Ports can also have flags associated with them. Flags give extra information about the data that is expected on a port. A flag can indicate that the data on the port must be present to make any sense (either it’s required for a computation or that if the result is ignored, there’s no point in doing the computation in the first place), the data on the port should not be modified (because it is only a shallow copy and other processes modifying the data would invalidate results), or that the data for the port will be modified (used to cause errors when connected to a port with the previous flag). Flags are meant to be used to bring attention to the fact that more is happening to data that flows through the port than normal.

Packets

Each data packet within an edge is made up of two parts: a status packet and a stamp. The stamp is used to ensure that the various flows through the pipeline are synchronized.

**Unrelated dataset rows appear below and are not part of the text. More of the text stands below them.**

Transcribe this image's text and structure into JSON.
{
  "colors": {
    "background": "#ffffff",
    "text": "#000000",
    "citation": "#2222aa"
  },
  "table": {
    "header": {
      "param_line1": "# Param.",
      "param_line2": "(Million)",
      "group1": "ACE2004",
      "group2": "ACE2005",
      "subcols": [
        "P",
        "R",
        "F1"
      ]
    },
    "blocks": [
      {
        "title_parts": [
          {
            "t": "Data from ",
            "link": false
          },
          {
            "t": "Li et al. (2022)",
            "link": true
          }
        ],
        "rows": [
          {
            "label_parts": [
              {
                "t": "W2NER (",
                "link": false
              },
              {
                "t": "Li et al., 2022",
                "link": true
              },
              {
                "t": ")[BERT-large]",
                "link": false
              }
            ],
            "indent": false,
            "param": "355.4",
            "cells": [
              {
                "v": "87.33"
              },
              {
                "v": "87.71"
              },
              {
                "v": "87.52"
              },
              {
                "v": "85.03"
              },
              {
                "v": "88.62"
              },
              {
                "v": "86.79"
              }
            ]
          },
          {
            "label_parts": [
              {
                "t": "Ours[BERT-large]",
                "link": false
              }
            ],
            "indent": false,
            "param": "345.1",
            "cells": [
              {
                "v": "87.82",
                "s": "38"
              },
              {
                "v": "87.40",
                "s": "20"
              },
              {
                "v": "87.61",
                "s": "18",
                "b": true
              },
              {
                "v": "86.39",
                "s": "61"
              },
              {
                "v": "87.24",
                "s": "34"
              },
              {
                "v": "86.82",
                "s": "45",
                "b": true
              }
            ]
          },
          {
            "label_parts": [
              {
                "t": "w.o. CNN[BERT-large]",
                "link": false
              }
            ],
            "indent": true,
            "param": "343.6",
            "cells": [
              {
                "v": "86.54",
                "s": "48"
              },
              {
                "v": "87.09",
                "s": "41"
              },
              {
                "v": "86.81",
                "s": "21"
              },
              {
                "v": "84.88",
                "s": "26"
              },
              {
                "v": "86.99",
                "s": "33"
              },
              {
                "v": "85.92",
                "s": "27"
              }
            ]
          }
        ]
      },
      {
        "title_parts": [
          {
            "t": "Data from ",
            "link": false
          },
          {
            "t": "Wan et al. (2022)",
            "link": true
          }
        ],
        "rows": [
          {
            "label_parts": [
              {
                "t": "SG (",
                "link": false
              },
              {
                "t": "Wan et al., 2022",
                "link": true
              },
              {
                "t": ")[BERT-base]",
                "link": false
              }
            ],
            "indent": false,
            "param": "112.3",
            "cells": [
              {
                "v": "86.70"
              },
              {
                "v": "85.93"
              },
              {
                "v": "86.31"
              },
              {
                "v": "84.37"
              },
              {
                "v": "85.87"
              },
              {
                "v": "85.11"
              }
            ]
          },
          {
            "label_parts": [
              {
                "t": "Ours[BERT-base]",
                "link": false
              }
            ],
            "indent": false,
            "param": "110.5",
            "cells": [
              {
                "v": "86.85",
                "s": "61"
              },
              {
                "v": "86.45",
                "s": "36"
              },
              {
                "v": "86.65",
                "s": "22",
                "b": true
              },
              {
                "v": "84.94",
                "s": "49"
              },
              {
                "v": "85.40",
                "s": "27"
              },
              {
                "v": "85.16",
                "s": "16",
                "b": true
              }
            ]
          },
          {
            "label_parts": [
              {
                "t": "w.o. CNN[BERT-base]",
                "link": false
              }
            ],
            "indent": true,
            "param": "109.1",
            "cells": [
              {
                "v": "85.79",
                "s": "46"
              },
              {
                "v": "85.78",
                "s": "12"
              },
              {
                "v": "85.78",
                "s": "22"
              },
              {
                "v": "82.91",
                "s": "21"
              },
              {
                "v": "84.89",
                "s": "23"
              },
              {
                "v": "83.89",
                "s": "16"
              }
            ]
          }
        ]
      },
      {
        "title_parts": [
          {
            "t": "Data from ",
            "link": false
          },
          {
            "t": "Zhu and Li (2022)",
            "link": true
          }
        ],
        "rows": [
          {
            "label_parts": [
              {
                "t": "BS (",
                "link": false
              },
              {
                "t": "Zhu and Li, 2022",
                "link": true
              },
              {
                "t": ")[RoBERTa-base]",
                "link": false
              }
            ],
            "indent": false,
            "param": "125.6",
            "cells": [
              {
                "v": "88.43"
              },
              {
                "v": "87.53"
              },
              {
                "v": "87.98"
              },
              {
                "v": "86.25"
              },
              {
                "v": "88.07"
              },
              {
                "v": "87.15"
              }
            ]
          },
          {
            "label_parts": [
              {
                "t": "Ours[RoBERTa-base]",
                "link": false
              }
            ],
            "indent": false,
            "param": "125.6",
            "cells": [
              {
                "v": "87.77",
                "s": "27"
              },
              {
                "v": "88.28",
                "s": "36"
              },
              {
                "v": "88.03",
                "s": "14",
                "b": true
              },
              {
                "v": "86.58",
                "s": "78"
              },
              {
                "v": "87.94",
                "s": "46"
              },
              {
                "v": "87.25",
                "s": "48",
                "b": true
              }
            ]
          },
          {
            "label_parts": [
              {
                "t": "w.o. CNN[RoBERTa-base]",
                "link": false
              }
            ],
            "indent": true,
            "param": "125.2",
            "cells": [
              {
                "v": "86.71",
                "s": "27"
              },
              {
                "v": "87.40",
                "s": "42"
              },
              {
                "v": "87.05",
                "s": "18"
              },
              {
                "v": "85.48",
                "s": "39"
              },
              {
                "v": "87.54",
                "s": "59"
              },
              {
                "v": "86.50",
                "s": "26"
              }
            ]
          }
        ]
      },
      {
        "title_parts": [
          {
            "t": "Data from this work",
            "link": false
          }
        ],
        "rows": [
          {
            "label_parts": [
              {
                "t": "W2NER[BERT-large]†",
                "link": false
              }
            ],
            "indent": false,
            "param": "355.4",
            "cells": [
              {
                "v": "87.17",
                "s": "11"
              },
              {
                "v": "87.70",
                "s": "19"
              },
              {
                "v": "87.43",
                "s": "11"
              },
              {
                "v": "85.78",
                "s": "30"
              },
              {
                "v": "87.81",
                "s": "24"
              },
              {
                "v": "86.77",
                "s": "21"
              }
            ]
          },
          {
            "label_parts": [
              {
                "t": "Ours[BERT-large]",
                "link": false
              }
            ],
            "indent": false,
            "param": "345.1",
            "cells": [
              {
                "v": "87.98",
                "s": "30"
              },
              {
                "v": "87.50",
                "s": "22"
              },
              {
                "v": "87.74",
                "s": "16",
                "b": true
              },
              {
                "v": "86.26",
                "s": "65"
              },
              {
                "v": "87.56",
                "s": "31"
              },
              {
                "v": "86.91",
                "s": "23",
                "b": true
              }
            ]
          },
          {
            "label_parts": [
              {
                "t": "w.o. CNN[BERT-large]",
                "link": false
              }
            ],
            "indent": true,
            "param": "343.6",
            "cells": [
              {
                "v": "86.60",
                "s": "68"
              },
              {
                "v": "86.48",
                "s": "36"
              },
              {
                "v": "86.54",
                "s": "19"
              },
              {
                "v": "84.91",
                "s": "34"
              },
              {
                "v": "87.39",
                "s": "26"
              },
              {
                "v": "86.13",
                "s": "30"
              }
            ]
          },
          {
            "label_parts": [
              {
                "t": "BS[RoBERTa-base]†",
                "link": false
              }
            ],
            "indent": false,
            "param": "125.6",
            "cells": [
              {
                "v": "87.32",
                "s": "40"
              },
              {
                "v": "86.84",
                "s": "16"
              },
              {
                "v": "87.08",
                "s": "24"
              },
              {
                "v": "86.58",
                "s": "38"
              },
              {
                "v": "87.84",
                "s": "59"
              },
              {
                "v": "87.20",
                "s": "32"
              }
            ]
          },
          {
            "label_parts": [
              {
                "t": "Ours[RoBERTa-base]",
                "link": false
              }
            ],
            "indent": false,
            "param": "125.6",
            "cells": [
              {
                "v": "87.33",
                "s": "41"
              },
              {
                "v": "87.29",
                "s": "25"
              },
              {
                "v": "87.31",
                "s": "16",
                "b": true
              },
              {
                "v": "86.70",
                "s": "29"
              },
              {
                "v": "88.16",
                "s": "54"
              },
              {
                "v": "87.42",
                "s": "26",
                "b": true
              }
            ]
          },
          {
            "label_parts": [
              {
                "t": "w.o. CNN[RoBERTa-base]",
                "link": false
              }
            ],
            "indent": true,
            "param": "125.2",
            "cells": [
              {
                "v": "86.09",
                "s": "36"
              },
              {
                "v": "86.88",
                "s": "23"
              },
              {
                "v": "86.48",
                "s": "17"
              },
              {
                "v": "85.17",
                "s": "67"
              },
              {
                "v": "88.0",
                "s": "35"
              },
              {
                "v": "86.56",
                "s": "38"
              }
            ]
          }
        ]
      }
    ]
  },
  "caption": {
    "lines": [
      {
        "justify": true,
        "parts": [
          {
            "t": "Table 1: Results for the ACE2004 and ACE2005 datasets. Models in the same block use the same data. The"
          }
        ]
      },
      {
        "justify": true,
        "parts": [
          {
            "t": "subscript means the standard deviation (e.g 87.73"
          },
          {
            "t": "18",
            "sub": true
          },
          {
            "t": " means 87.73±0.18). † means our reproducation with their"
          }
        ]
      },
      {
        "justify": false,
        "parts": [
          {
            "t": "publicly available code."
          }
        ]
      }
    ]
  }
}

The status packet indicates the result of the computation that creates the result available on a port. It can indicate that the computation succeeded (with the result), failed (with the error message), could not be completed for some reason (e.g., not enough data), or complete (the input data is exhausted and no more results can be made). Having a status message for each result within the pipeline allows for more fine-grained data dependencies to be made. A process which fails to get some extra data related to its main data stream (e.g., metadata on a video frame) does not have to create invalid objects nor indicate failure to other, unrelated, ports.

A stamp consists of a step count and an increment. If two stamps have the same step count. A stamp’s step count is incremented at the source for each new data element. Step counts are unitless and should only be used for ordering information. In fact, the sprokit::stamp interface enforces this and only provides a comparison operator between stamps. Since step counts are unitless and discrete, inserting elements into the stream requires that the step counts change.

The base sprokit::process class handles the common case for incoming and outgoing data. The default behavior is that if an input port is marked as being “required”, its status message is aggregated with other required inputs:

If a required input is complete, then the current process’ computation is considered to be complete as well.
Otherwise, if a required input is an error message, then the current process’ computation is considered an error due to an error as input (following the GIGO principle).
Otherwise, if a required input is empty, then the current process’ computation is considered empty (the computation is missing data and cannot be completed).
Then, since all of the required inputs are available, the stamps are checked to ensure that they are on the same step count.

If custom logic is required to manage ports or data, this control flow can be disabled piecemeal and handled manually. The status can check can be disabled on a per-process basis so that it can be managed in a special way.

<Need to describe synchronization modes> - How do optional input ports interact with the above?

Pipeline Execution

The execution of a pipeline is separate from the construction and verification. This allows specialized schedulers to be used in situations where some resource is constrained (one scheduler to keep memory usage low, another to minimize CPU contention, another for an I/O-heavy pipeline, and others).